Colette se sentant menacée avait pris la bonne tactique qui consiste à porter la guerre sur le terrain ennemi, forçant son adversaire à reculer pour se défendre.

— Je ne m’arrête pas aux bavardages du village, Colette, reprit William froissé, j’ai toujours su me tenir au-dessus de ces choses-là ; mais je ne vous cacherai pas que votre intérêt pour Tomy Podgey a lieu de me déplaire.

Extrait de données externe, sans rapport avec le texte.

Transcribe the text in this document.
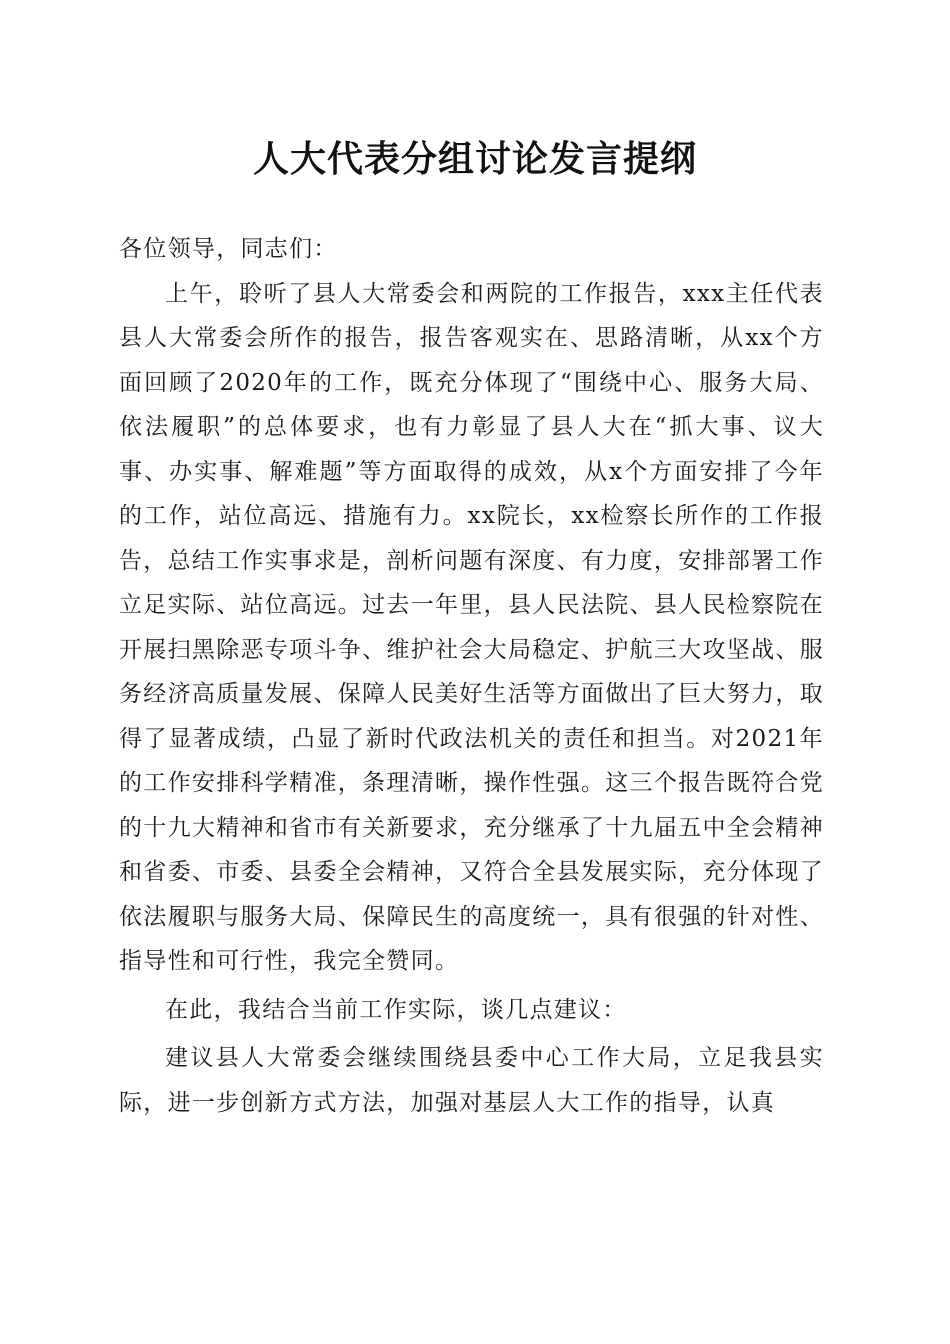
人大代表分组讨论发言提纲

各位领导，同志们：

上午，聆听了县人大常委会和两院的工作报告，xxx主任代表县人大常委会所作的报告，报告客观实在、思路清晰，从xx个方面回顾了2020年的工作，既充分体现了“围绕中心、服务大局、依法履职”的总体要求，也有力彰显了县人大在“抓大事、议大事、办实事、解难题”等方面取得的成效，从x个方面安排了今年的工作，站位高远、措施有力。xx院长，xx检察长所作的工作报告，总结工作实事求是，剖析问题有深度、有力度，安排部署工作立足实际、站位高远。过去一年里，县人民法院、县人民检察院在开展扫黑除恶专项斗争、维护社会大局稳定、护航三大攻坚战、服务经济高质量发展、保障人民美好生活等方面做出了巨大努力，取得了显著成绩，凸显了新时代政法机关的责任和担当。对2021年的工作安排科学精准，条理清晰，操作性强。这三个报告既符合党的十九大精神和省市有关新要求，充分继承了十九届五中全会精神和省委、市委、县委全会精神，又符合全县发展实际，充分体现了依法履职与服务大局、保障民生的高度统一，具有很强的针对性、指导性和可行性，我完全赞同。

在此，我结合当前工作实际，谈几点建议：

建议县人大常委会继续围绕县委中心工作大局，立足我县实际，进一步创新方式方法，加强对基层人大工作的指导，认真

— Vous eussiez préféré le voir pendu ?

— Non, je l’aurais déploré sincèrement ; cependant il avait mal agi et nous n’a vous pas à intervenir dans l’œuvre de la justice.

— Si votre parrain ne vous avait laissé ce peu de bien dont vous êtes si fier, qui peut dire que vous n’ayez pas eu le sort de ces pauvres gens que vous dédaignez maintenant ?

— Permettez-moi de vous faire observer, Colette, que votre comparaison est déplacée ; je suis un homme établi, considéré, il n’y a pas de rapport entre moi et ces va-nu-pieds qui vous occupent beaucoup trop.

— William, si je devais devenir un jour aussi orgueilleuse, je refuserais de suite votre fortune et votre nom.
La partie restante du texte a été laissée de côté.